Gabby Agbonlahor, who played with Terry at Aston Villa and for England, was of a similar mind.
He added: “What John Terry has won at that football club… when you say Chelsea, you think John Terry.
“So it’s a no-brainer, get him in and around that squad of players, get him speaking to the players, make them understand, ‘Guys, this isn’t a small club, this is Chelsea Football Club, liven up’.”
Terry has said he again “didn’t get a call” from the Chelsea hierarchy after revealing his “frustration” at not being handed the interim reins earlier this season and talkSPORT’s Andy Jacobs detailed the short shrift BlueCo gave the club legend.
Jacobs said: “I’ve been told John Terry wanted to [take over until the end of the season], but they didn’t want him. And they told him in no uncertain terms that he will never, ever get the job.”
He’s the captain, leader, legend; still the player many think of as the figurehead of Chelsea’s greatest successes, along with Frank Lampard, Didier Drogba and Jose Mourinho.
But one of the all-time great Premier League careers has led to nothing in coaching save for two spells as Dean Smith’s assistant, at Aston Villa and then Leicester, and a level of employment with the Chelsea academy that a 14-year-old might expect from a part-time babysitting gig.
Imagine the hubris of a man believing he deserves a crack at one of the biggest managerial jobs in world football after coaching kids for two days a month.

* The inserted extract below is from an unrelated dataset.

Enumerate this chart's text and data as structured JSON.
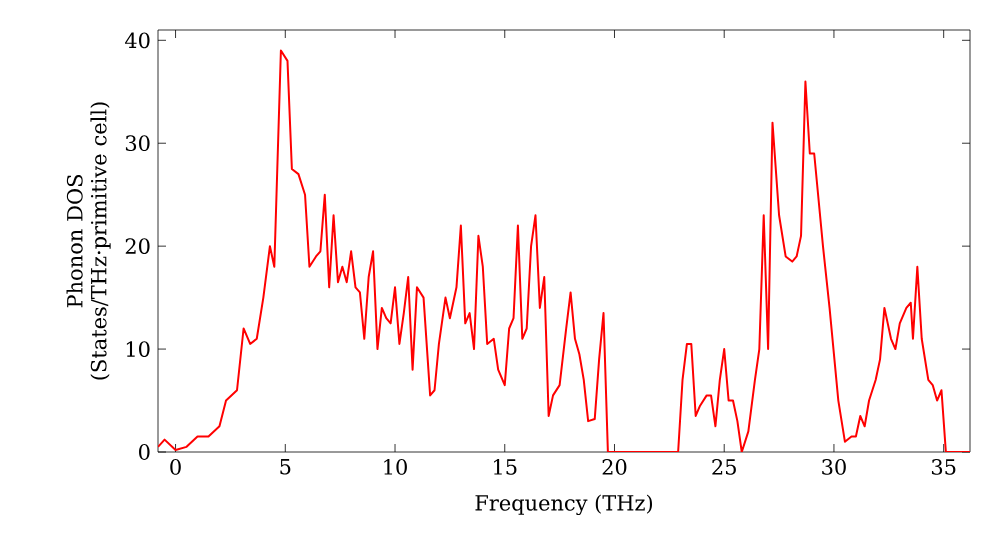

By his own admission when speaking to The Sun in August – in what was the chief cause of Chelsea’s ‘bewilderment’ at his “frustration” – Terry is “done with coaching”, instead enjoying the “balance” of golf, family time and the finer things in life, y’know like promoting and investing in NFTs and campaigning for the release of Charles Bronson from prison.
In a press conference in which Rosenior praised Terry’s influence at the club the Chelsea manager also insisted – coincidentally, pointedly, who knows? – that anybody found guilty of racist behaviour in football “shouldn’t be in the game”.
Terry was cleared by Westminster Magistrates’ Court in 2012 of racially abusing Anton Ferdinand and has always denied the allegations but was found guilty by the FA and handed a four-match ban.
Rightly or wrongly, fairly or unfairly, he’s a man carrying significant baggage, with pastimes typically reserved for teenage YouTubers or 40-year-old tubes.
A golfing owner of cartoon ape NFTs who takes time off from coaching a team in the Baller League to petition for the release of one of the UK’s longest-serving and most violent inmates and make TikToks standing in a trophy room is not a suitable Chelsea manager, and indeed an absolute “no-brainer” for BlueCo.